Soon enough in the black street the black cat ran, as from the alley way three angered man were running pushing an old lady carrying apples. “Come back you little shit!” Robs yelled, as they ran, pushing the people aside. The cat was quick, however, it wasn’t quick enough to fully get out from the site. People glanced at their feet, as nearing the more central part of Consequence, the crowds also thickened. “Out of my way!” The bald man shouted, pushing a teenager. In shock the people were slightly baffled, uncertain as what to do. Even the protective clone force of the city was a bit delayed, since it all happened so fast.
Soon enough the cat jumped over the street, where couple trucks were going, to deliver some good old export from space. It was a moment, when the jumping cat glanced with blue eyes, flying over the windscreen, while the fat man, who was doing a delivery for, possibly, All Corp looked at the cat as if it was the most unbelievable thing. Only then did he figure out that braking was an option, and heavily tilting to the side, the car braked just in time to let the back of the truck to slide towards the three stunned bandits, as people screamed and ran back.

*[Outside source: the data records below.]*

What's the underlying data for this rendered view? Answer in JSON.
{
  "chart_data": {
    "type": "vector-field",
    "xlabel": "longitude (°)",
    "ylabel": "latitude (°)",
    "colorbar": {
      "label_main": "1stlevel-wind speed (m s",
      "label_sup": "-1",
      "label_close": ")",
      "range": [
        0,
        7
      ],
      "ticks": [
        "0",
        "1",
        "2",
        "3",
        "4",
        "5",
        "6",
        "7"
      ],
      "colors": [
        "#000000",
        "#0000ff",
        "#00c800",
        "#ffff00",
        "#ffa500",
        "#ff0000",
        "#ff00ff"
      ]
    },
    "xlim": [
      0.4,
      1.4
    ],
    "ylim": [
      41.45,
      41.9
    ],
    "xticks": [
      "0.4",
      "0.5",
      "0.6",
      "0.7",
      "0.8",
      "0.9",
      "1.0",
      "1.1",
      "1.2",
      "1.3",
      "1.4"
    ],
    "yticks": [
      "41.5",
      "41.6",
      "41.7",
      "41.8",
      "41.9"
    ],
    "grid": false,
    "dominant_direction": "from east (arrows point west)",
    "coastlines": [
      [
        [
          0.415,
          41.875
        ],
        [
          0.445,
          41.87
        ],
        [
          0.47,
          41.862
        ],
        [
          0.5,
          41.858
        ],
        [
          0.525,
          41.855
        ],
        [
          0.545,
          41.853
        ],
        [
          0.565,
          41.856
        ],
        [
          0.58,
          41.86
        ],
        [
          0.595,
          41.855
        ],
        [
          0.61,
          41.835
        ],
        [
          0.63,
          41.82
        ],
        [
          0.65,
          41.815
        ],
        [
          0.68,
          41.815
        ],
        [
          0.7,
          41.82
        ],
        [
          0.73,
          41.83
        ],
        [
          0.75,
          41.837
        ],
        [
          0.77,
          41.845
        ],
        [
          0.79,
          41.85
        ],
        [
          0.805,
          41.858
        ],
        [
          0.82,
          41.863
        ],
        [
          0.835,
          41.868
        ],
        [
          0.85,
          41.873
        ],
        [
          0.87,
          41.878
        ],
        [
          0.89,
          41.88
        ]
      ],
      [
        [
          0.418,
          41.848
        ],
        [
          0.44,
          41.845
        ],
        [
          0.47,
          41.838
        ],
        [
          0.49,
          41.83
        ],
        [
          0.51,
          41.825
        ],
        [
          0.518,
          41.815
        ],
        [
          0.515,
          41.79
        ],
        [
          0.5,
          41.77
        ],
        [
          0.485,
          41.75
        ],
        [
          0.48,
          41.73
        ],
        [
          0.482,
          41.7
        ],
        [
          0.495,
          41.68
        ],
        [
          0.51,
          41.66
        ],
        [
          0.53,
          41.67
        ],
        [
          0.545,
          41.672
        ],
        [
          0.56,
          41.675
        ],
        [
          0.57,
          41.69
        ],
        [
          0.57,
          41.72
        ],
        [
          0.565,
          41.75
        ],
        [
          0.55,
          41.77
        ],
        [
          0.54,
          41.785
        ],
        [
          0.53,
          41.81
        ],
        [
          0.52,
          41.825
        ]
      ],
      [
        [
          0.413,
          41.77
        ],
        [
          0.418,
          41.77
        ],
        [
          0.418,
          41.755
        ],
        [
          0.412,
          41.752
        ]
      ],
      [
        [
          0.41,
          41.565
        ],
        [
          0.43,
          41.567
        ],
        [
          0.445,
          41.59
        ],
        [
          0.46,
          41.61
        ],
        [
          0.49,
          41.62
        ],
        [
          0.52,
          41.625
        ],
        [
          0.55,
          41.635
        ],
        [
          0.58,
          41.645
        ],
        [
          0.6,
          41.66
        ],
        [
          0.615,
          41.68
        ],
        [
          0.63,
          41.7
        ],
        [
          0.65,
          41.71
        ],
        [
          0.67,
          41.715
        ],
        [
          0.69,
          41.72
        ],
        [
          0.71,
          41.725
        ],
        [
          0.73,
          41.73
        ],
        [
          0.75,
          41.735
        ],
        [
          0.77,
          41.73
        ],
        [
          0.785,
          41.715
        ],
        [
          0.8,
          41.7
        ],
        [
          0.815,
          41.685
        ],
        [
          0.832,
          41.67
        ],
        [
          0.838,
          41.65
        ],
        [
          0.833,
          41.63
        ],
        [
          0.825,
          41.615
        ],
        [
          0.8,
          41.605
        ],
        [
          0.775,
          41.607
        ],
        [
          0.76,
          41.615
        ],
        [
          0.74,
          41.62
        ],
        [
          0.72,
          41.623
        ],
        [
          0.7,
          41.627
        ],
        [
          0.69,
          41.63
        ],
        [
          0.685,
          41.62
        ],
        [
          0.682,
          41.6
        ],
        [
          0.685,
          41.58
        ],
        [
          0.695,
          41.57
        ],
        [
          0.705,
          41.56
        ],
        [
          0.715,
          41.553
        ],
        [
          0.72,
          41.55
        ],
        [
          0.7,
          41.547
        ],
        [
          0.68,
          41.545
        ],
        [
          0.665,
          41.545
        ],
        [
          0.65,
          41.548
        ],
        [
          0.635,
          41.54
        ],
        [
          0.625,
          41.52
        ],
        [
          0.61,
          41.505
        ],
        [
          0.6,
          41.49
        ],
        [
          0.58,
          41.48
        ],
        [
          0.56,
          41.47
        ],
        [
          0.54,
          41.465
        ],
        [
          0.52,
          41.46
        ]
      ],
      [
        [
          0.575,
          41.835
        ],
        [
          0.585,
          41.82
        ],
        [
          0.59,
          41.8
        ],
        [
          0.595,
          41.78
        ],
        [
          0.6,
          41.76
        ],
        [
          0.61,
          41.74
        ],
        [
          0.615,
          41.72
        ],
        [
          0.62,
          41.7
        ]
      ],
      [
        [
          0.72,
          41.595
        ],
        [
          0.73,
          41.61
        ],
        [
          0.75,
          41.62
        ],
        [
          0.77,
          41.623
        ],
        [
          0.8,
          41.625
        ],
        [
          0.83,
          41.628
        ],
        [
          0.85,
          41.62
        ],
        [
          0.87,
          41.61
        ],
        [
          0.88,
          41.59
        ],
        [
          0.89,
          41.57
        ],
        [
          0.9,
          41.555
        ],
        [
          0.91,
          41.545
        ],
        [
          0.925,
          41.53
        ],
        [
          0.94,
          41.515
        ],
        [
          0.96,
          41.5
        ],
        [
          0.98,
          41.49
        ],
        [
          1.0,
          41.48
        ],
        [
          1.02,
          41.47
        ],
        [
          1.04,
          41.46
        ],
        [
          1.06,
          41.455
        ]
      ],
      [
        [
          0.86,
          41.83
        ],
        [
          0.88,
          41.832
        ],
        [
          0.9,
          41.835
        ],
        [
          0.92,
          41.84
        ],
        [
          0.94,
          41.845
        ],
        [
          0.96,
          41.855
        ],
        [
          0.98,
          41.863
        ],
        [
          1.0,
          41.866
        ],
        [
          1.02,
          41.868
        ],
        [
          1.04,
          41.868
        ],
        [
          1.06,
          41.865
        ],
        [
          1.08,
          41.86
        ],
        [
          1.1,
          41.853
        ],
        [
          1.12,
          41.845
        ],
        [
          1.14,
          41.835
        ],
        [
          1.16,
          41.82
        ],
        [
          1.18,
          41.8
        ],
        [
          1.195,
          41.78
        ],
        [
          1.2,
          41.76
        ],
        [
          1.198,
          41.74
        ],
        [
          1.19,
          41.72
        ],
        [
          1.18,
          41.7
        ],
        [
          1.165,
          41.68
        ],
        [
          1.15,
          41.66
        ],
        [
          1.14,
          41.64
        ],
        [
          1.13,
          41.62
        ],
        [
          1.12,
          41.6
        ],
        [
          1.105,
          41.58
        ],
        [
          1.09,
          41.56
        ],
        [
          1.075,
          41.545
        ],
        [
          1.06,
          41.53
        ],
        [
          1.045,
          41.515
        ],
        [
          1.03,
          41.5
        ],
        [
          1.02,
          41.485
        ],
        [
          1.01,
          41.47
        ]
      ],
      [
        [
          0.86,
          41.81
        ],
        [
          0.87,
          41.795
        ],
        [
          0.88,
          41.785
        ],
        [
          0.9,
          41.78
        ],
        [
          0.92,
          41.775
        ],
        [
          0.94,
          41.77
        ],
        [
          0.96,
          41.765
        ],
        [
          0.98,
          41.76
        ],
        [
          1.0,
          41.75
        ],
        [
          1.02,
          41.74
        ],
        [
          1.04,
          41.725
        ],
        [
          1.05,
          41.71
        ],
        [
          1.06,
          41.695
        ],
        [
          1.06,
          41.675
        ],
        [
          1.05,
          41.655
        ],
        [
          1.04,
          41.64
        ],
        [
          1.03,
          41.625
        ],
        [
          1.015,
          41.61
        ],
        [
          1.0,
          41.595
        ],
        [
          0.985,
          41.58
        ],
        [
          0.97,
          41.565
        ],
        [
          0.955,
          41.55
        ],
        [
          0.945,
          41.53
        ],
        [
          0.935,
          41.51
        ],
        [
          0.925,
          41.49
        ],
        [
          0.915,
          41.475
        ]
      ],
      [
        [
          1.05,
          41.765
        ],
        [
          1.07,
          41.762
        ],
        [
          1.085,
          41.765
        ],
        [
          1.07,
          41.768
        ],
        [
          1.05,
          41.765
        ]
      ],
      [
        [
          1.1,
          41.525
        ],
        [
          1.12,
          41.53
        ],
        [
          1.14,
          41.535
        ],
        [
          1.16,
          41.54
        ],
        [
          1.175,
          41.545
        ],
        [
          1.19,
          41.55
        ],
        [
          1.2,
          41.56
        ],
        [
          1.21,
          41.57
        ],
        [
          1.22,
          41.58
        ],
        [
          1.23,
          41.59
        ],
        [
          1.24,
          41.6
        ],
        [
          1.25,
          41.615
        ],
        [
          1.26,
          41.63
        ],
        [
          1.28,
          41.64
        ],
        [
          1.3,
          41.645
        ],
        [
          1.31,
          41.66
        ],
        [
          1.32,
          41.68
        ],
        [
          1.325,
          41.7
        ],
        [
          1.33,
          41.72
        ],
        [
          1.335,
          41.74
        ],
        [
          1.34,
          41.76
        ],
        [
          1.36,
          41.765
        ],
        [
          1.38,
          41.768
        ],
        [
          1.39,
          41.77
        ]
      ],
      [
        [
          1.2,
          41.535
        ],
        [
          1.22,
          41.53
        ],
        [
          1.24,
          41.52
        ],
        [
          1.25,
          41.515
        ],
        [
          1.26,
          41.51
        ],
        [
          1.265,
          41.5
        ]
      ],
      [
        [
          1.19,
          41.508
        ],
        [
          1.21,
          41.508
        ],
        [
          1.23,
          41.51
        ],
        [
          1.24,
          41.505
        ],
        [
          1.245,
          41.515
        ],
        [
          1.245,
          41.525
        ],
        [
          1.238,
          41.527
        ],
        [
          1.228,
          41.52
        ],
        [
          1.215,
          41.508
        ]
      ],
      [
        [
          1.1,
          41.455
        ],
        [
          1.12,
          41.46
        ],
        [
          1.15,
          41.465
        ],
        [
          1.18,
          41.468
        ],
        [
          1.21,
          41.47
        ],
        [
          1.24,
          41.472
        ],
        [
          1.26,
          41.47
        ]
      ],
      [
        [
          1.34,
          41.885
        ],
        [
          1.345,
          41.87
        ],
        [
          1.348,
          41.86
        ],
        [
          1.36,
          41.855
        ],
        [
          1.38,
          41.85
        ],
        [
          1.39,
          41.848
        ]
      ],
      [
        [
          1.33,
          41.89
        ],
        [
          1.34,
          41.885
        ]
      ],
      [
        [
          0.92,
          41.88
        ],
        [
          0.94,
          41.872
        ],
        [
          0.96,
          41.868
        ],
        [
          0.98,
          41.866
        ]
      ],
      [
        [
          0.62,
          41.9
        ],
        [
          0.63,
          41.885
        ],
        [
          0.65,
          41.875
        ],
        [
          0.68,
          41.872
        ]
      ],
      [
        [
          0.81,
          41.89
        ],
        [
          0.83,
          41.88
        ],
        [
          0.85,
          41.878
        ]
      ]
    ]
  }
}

“Get back, boss!” said the heavier looking man, and pushed Shaggy and Robs aside, whilst a big strut, emerging from the inner structure of the car pierced the giant’s lung, making him cough blood. It should have ended just at that, but the kinetic force made the car slide further, completely obliterating the pierced man’s legs, turning them into nothing but mush.
The driver did hit his head, but as there was an impact towards a nearby stand, the glass soon fell past the cheeks of the old man. At the moment when the impact released the resisting energy from the steering wheel, his head flew back, only to reveal his throat to a greater glass shard coming from the destroyed booth of newspapers showing the upcoming ball, that was somewhat expected.
Once it had transpired, the cat had already found a safe place on the balcony, as the blue eyes glared at the two remaining robbers, who actually wept for their stoic comrade. “Hammer!” Shaggy shouted, and Rob glanced at Milo, who was gently waving the tail in common manner.
“You little shit! You will…” But then the most irritating smirk formed on the cat’s eye, as Rob came to a small realisation, that there was something that the cat saw, and he didn’t. Then he felt it, a small object hit the bald man’s foot, and he glanced down, seeing that a delayed grenade had lost the safety mechanism. “Eh?” He blinked.
And soon a massive explosion erupted in the city centre, sending parts of burning plastic and human remains of the three robbers and the driver, splattering towards hanged laundry, messing it up. Metal struts were hitting out the windows, while a large burning rubber wheel was rolling down the hill, making more shouts appear. Glass from the wind sheet did hit two fleeing pigeons, as they fell face down in a plate of food from a nearby diner, that a man had left hastily to run from the accident that had occurred. And to top it all off, the knife, that Robs was holding flew right past an officer’s ear, as the force of Consequence had finally caught up with the situation and appeared, making them stop to see if there was anything else to be wary of.
But there was nothing but the aftermath of the situation. Nothing more than the four dead bodies and witness reports of a black cat running over the street. The said cat, however was nowhere to be seen. Milo had lost the interest and scurried off, because he was a cat, and cats walked where they pleased.